How this workflow works: Inputs, Process, and Output
Inputs
- Latest sitemap XML URLs from TechCrunch and VentureBeat.
- Article URLs found in sitemaps.
- Funding keyword filter like “raise”.
- API Keys for AI models and Airtable.
Processing Steps
- Fetch sitemap XMLs using HTTP Request nodes.
- Convert XML to JSON to list article URLs via XML Parse.
- Split JSON lists into single article URLs.
- Filter URLs and titles containing funding keywords.
- Download full article HTML pages.
- Extract clean text for titles and article body using HTML Parser.
- Merge articles from both sources into a single stream.
- Use AI (LangChain nodes) to parse unstructured text to detailed JSON data with company name, funding round, amount, investors, valuation, and URLs.
- Run an AI-based data cleaner that auto-fixes JSON output.
- Query AI to find company websites to enrich profiles.
- Prepare final JSON data combining all extracted and researched fields.
Output
The data is stored as records in Airtable.
Users get a clean, structured table with funding rounds, investors, amounts, companies, and detailed research ready to use.
Beginner step-by-step: How to use this workflow in n8n
Importing the Workflow
- Click the Download button provided on the workflow page to save the workflow file.
- Open n8n editor where you want to run the workflow.
- Use the option “Import from File” in n8n and select the downloaded workflow file.
Configuring API Keys and IDs
- Add Airtable API Key in the Airtable node.

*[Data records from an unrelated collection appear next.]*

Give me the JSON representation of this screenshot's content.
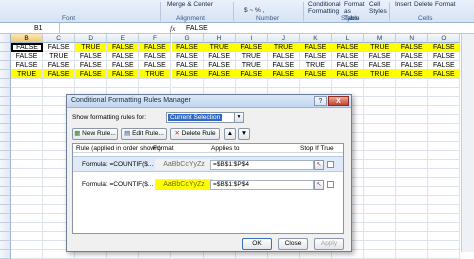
{
  "ribbon": {
    "font_group": "Font",
    "alignment_group": "Alignment",
    "merge_center": "Merge & Center",
    "number_group": "Number",
    "currency_format": "$ ~ % ,",
    "cond_formatting": "Conditional Formatting",
    "format_as_table": "Format as Table",
    "cell_styles": "Cell Styles",
    "styles_group": "Styles",
    "insert": "Insert",
    "delete": "Delete",
    "format": "Format",
    "cells_group": "Cells"
  },
  "formula_bar": {
    "name_box": "B1",
    "fx": "fx",
    "value": "FALSE"
  },
  "sheet": {
    "columns": [
      "B",
      "C",
      "D",
      "E",
      "F",
      "G",
      "H",
      "I",
      "J",
      "K",
      "L",
      "M",
      "N",
      "O"
    ],
    "selected_column": "B",
    "rows": [
      {
        "cells": [
          "FALSE",
          "FALSE",
          "TRUE",
          "FALSE",
          "FALSE",
          "FALSE",
          "TRUE",
          "FALSE",
          "TRUE",
          "FALSE",
          "FALSE",
          "TRUE",
          "FALSE",
          "FALSE"
        ],
        "yellow": [
          false,
          false,
          true,
          true,
          true,
          true,
          true,
          true,
          true,
          true,
          true,
          true,
          true,
          true
        ]
      },
      {
        "cells": [
          "FALSE",
          "TRUE",
          "FALSE",
          "FALSE",
          "FALSE",
          "FALSE",
          "FALSE",
          "TRUE",
          "FALSE",
          "FALSE",
          "FALSE",
          "FALSE",
          "FALSE",
          "FALSE"
        ],
        "yellow": [
          false,
          false,
          false,
          false,
          false,
          false,
          false,
          false,
          false,
          false,
          false,
          false,
          false,
          false
        ]
      },
      {
        "cells": [
          "FALSE",
          "FALSE",
          "FALSE",
          "FALSE",
          "FALSE",
          "FALSE",
          "FALSE",
          "TRUE",
          "FALSE",
          "TRUE",
          "FALSE",
          "FALSE",
          "FALSE",
          "FALSE"
        ],
        "yellow": [
          false,
          false,
          false,
          false,
          false,
          false,
          false,
          false,
          false,
          false,
          false,
          false,
          false,
          false
        ]
      },
      {
        "cells": [
          "TRUE",
          "FALSE",
          "FALSE",
          "FALSE",
          "TRUE",
          "FALSE",
          "FALSE",
          "FALSE",
          "FALSE",
          "FALSE",
          "FALSE",
          "TRUE",
          "FALSE",
          "FALSE"
        ],
        "yellow": [
          true,
          true,
          true,
          true,
          true,
          true,
          true,
          true,
          true,
          true,
          true,
          true,
          true,
          true
        ]
      }
    ]
  },
  "dialog": {
    "title": "Conditional Formatting Rules Manager",
    "help": "?",
    "close": "X",
    "show_rules_label": "Show formatting rules for:",
    "show_rules_value": "Current Selection",
    "new_rule": "New Rule...",
    "edit_rule": "Edit Rule...",
    "delete_rule": "Delete Rule",
    "headers": {
      "rule": "Rule (applied in order shown)",
      "format": "Format",
      "applies_to": "Applies to",
      "stop_if_true": "Stop If True"
    },
    "rules": [
      {
        "rule": "Formula: =COUNTIF($...",
        "format_preview": "AaBbCcYyZz",
        "format_color": "#f0f0f0",
        "applies_to": "=$B$1:$P$4"
      },
      {
        "rule": "Formula: =COUNTIF($...",
        "format_preview": "AaBbCcYyZz",
        "format_color": "#ffff00",
        "applies_to": "=$B$1:$P$4"
      }
    ],
    "ok": "OK",
    "close_btn": "Close",
    "apply": "Apply"
  }
}
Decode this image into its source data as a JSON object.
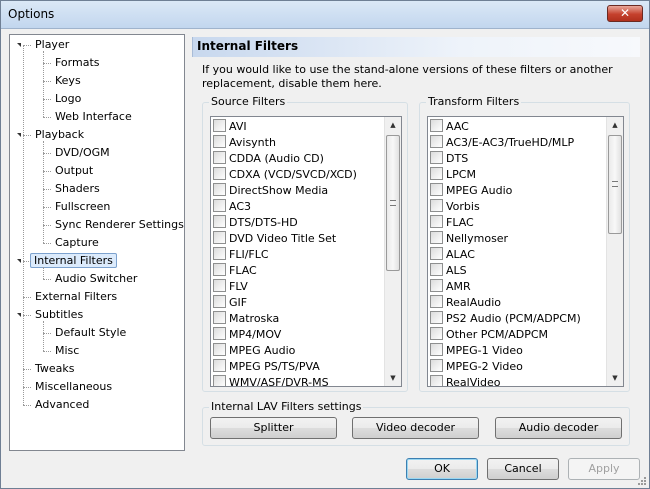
{
  "window": {
    "title": "Options"
  },
  "tree": {
    "nodes": [
      {
        "label": "Player",
        "level": 0,
        "expandable": true
      },
      {
        "label": "Formats",
        "level": 1
      },
      {
        "label": "Keys",
        "level": 1
      },
      {
        "label": "Logo",
        "level": 1
      },
      {
        "label": "Web Interface",
        "level": 1
      },
      {
        "label": "Playback",
        "level": 0,
        "expandable": true
      },
      {
        "label": "DVD/OGM",
        "level": 1
      },
      {
        "label": "Output",
        "level": 1
      },
      {
        "label": "Shaders",
        "level": 1
      },
      {
        "label": "Fullscreen",
        "level": 1
      },
      {
        "label": "Sync Renderer Settings",
        "level": 1
      },
      {
        "label": "Capture",
        "level": 1
      },
      {
        "label": "Internal Filters",
        "level": 0,
        "expandable": true,
        "selected": true
      },
      {
        "label": "Audio Switcher",
        "level": 1
      },
      {
        "label": "External Filters",
        "level": 0
      },
      {
        "label": "Subtitles",
        "level": 0,
        "expandable": true
      },
      {
        "label": "Default Style",
        "level": 1
      },
      {
        "label": "Misc",
        "level": 1
      },
      {
        "label": "Tweaks",
        "level": 0
      },
      {
        "label": "Miscellaneous",
        "level": 0
      },
      {
        "label": "Advanced",
        "level": 0
      }
    ]
  },
  "page": {
    "title": "Internal Filters",
    "description": "If you would like to use the stand-alone versions of these filters or another replacement, disable them here."
  },
  "source_filters": {
    "label": "Source Filters",
    "items": [
      "AVI",
      "Avisynth",
      "CDDA (Audio CD)",
      "CDXA (VCD/SVCD/XCD)",
      "DirectShow Media",
      "AC3",
      "DTS/DTS-HD",
      "DVD Video Title Set",
      "FLI/FLC",
      "FLAC",
      "FLV",
      "GIF",
      "Matroska",
      "MP4/MOV",
      "MPEG Audio",
      "MPEG PS/TS/PVA",
      "WMV/ASF/DVR-MS"
    ]
  },
  "transform_filters": {
    "label": "Transform Filters",
    "items": [
      "AAC",
      "AC3/E-AC3/TrueHD/MLP",
      "DTS",
      "LPCM",
      "MPEG Audio",
      "Vorbis",
      "FLAC",
      "Nellymoser",
      "ALAC",
      "ALS",
      "AMR",
      "RealAudio",
      "PS2 Audio (PCM/ADPCM)",
      "Other PCM/ADPCM",
      "MPEG-1 Video",
      "MPEG-2 Video",
      "RealVideo"
    ]
  },
  "lav": {
    "label": "Internal LAV Filters settings",
    "splitter": "Splitter",
    "video": "Video decoder",
    "audio": "Audio decoder"
  },
  "buttons": {
    "ok": "OK",
    "cancel": "Cancel",
    "apply": "Apply"
  },
  "colors": {
    "selection": "#dcebfc",
    "header_gradient": "#c8d8ee",
    "close": "#c5412d"
  }
}
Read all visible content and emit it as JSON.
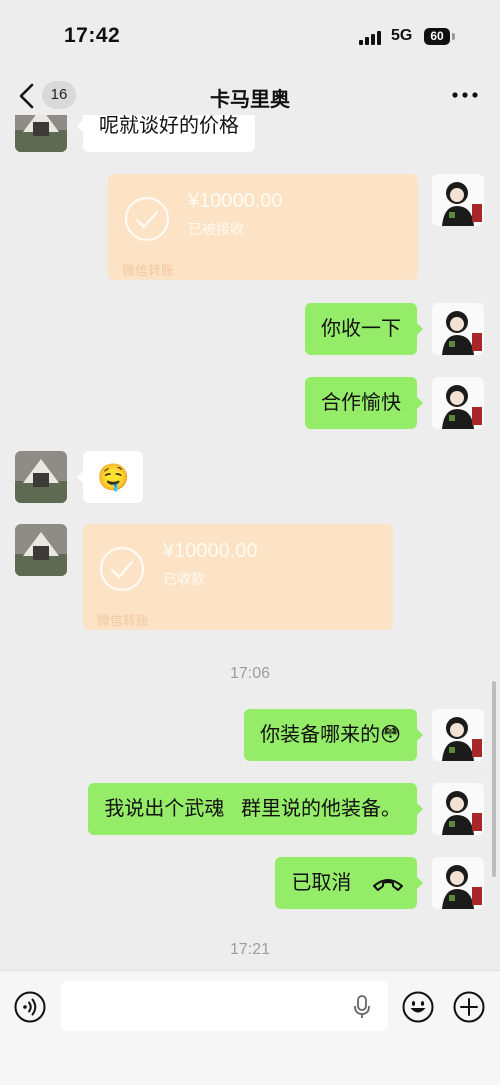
{
  "status_bar": {
    "time": "17:42",
    "network": "5G",
    "battery": "60"
  },
  "header": {
    "back_count": "16",
    "title": "卡马里奥"
  },
  "messages": {
    "top_partial": "呢就谈好的价格",
    "transfer_sent": {
      "amount": "¥10000.00",
      "status": "已被接收",
      "label": "微信转账"
    },
    "msg_1": "你收一下",
    "msg_2": "合作愉快",
    "emoji_reply": "🤤",
    "transfer_received": {
      "amount": "¥10000.00",
      "status": "已收款",
      "label": "微信转账"
    },
    "time_1": "17:06",
    "msg_3": "你装备哪来的😳",
    "msg_4": "我说出个武魂   群里说的他装备。",
    "call_cancelled": "已取消",
    "time_2": "17:21"
  },
  "input_bar": {
    "voice_icon": "voice-toggle-icon",
    "mic_icon": "microphone-icon",
    "emoji_icon": "emoji-icon",
    "plus_icon": "plus-icon"
  },
  "colors": {
    "self_bubble": "#95ec69",
    "other_bubble": "#ffffff",
    "transfer": "#fde3c6",
    "background": "#ededed"
  }
}
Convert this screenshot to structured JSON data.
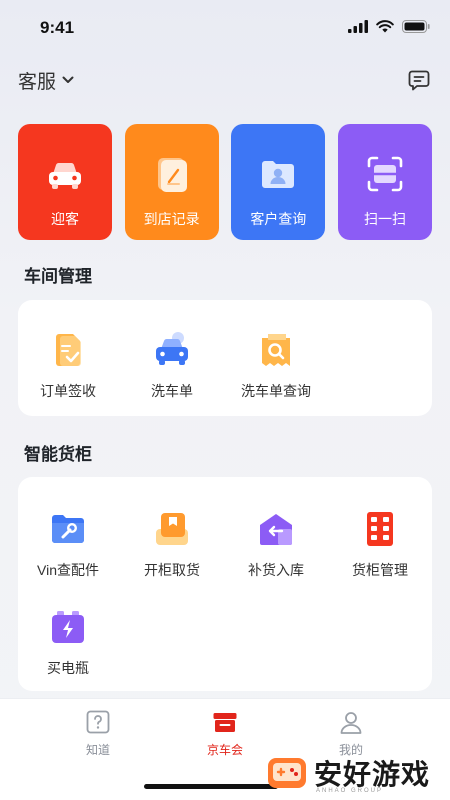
{
  "status_bar": {
    "time": "9:41"
  },
  "header": {
    "title": "客服"
  },
  "quick_actions": [
    {
      "label": "迎客",
      "color": "#f5371f",
      "icon": "car-icon"
    },
    {
      "label": "到店记录",
      "color": "#ff8a1c",
      "icon": "notebook-icon"
    },
    {
      "label": "客户查询",
      "color": "#3d76f5",
      "icon": "customer-folder-icon"
    },
    {
      "label": "扫一扫",
      "color": "#8c5cf5",
      "icon": "scan-icon"
    }
  ],
  "workshop": {
    "title": "车间管理",
    "items": [
      {
        "label": "订单签收",
        "icon": "order-check-icon"
      },
      {
        "label": "洗车单",
        "icon": "car-wash-icon"
      },
      {
        "label": "洗车单查询",
        "icon": "search-ticket-icon"
      }
    ]
  },
  "locker": {
    "title": "智能货柜",
    "items": [
      {
        "label": "Vin查配件",
        "icon": "wrench-folder-icon"
      },
      {
        "label": "开柜取货",
        "icon": "box-icon"
      },
      {
        "label": "补货入库",
        "icon": "warehouse-icon"
      },
      {
        "label": "货柜管理",
        "icon": "cabinet-icon"
      },
      {
        "label": "买电瓶",
        "icon": "battery-icon"
      }
    ]
  },
  "tab_bar": {
    "tabs": [
      {
        "label": "知道",
        "icon": "question-icon"
      },
      {
        "label": "京车会",
        "icon": "store-icon",
        "active": true
      },
      {
        "label": "我的",
        "icon": "user-icon"
      }
    ]
  },
  "watermark": {
    "text": "安好游戏",
    "sub": "ANHAO GROUP"
  }
}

- Add API Keys for OpenRouter, Anthropic, and Perplexity models in respective LangChain AI nodes.
- Update Airtable Base IDs, Table Names, or any folder/email references if needed according to your account.
Testing and Activation
- Trigger the workflow manually once to test data flow and API responses.
- Check intermediate node outputs to confirm data is correct.
- Fix any errors like missing fields or API issues.
- Activate the workflow to run on a schedule or with other triggers for production.
This method lets beginners run the whole sequence without building from zero.
It uses easy import, config, test, and activate steps inside the n8n editor.
Customizations ideas
- Change funding keyword filters to include terms like “closed Series” or “funded”.
- Add other tech news sources by fetching additional sitemaps with same parsing flow.
- Enhance AI extract prompt to pull CEO name, employee count, or product launches.
- Replace Airtable with tools like Google Sheets or Salesforce for data storage.
Troubleshooting common issues
- Problem: No articles pass the funding keyword filter.
Cause: Keyword case or spelling mismatch.
Fix: Try a broader keyword or check conditions. - Problem: AI nodes output malformed JSON.
Cause: AI sometimes sends invalid structures.
Fix: Ensure Auto-fixing Output Parser node is active. - Problem: Airtable node record creation fails.
Cause: Wrong API key or base/table info.
Fix: Confirm all credentials and table IDs.
Pre-production checklist
- Verify all API Keys for Airtable, OpenRouter, Anthropic, and Perplexity.
- Manually open sitemap URLs in a browser to confirm access.
- Run workflow manually and review nodes outputs.
- Confirm CSS selectors in HTML parser nodes still capture titles and article body.
- Test deep research subworkflow inputs and outputs separately.
Deploying to production
- Set a schedule trigger in n8n to run workflow regularly, like daily.
- Monitor execution logs and data records in Airtable.
- Back up Airtable data or connect with reporting dashboards.
Summary of benefits and output
✓ Saves hours or days of manual news reading and data entry.
✓ Filters and extracts only relevant funding news automatically.
✓ Uses AI to create clean, structured data on companies and funding.
✓ Enriches data with extra company research for smarter reporting.
→ Final output is organized funding data stored in Airtable,
ready to use in reports or dashboards.